Cuesta pasear, quizás más al principio,
cuando después de un periodo de tiempo, más o menos largo, se ha dejado de
hacer ejercicio. Después, cuando se le va cogiendo “cierto gusto”, pasear
cuesta menos.
A todo esto, hay que añadir, que si el tiempo
no acompaña, por frío, lluvia, viento, calor, disculparse de cumplir esta “sana
medicina” que es el pasear, cueste todavía más.
Esto más o menos es lo que me ha pasado hoy.

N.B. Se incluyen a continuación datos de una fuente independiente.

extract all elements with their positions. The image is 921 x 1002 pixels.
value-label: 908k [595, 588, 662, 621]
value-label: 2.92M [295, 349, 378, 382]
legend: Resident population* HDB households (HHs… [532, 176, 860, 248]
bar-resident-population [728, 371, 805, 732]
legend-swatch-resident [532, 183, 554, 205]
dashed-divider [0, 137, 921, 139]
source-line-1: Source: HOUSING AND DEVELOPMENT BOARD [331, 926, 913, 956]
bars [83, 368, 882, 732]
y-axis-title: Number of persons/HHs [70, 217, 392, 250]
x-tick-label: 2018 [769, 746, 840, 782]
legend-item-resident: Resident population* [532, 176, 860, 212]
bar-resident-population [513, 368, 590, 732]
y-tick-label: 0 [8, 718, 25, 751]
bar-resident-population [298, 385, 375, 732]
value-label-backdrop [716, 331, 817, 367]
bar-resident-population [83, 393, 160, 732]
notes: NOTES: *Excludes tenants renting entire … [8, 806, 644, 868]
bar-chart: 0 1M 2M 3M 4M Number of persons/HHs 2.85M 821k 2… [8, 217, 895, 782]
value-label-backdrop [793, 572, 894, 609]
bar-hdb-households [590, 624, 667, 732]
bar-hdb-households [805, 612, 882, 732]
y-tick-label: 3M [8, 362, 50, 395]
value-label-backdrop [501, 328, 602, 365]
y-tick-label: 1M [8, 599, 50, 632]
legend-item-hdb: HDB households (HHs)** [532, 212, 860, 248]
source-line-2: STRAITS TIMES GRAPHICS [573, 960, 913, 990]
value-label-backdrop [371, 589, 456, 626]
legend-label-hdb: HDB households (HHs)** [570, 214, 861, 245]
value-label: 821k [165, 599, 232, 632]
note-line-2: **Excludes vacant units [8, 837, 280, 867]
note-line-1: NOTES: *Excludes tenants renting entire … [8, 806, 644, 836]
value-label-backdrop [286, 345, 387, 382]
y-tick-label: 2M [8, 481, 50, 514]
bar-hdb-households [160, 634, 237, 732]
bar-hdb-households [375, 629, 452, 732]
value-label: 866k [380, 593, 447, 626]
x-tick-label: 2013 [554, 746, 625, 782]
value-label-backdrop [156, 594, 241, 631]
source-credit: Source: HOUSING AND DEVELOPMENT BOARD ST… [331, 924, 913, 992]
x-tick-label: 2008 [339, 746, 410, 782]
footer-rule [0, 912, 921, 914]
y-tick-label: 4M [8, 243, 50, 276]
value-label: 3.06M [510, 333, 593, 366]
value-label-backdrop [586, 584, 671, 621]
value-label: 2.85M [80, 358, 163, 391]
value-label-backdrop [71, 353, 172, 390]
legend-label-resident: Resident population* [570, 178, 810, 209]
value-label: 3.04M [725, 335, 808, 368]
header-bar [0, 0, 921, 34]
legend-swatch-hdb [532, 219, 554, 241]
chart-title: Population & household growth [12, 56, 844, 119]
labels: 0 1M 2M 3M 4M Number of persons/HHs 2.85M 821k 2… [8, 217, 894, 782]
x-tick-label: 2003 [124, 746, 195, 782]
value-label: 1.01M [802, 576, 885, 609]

Me costaba salir a pasear, el viento que soplaba fuerte, me ayudaba a
resistirme. Y si, además, las nubes se paseaban por encima de nuestras cabezas,
amenazando lluvia, todo ello no eran más que rémoras al cumplimiento de un
deber.
Pero esta vez, ojalá cunda, vencí las
dificultades, las internas y las externas, todas; y me tiré al ruedo, es decir
salí decidido a pasear. Y tuve suerte, las nueves dejaron ver el sol a ratos,
el viento se fue amainando en cierta medida, por lo que el deseo de pasear fue
creciendo.
Una hora estuve dándole que te pego a los
pies. Saludé a viejos amigos, hablé con otros menos conocidos, encomendé a
todos y cumplí con la tarea felizmente.
Una hora de paseo: el cuerpo más cansado, los pelos de la cabeza revueltos,
pero al final, la satisfacción del deber cumplido.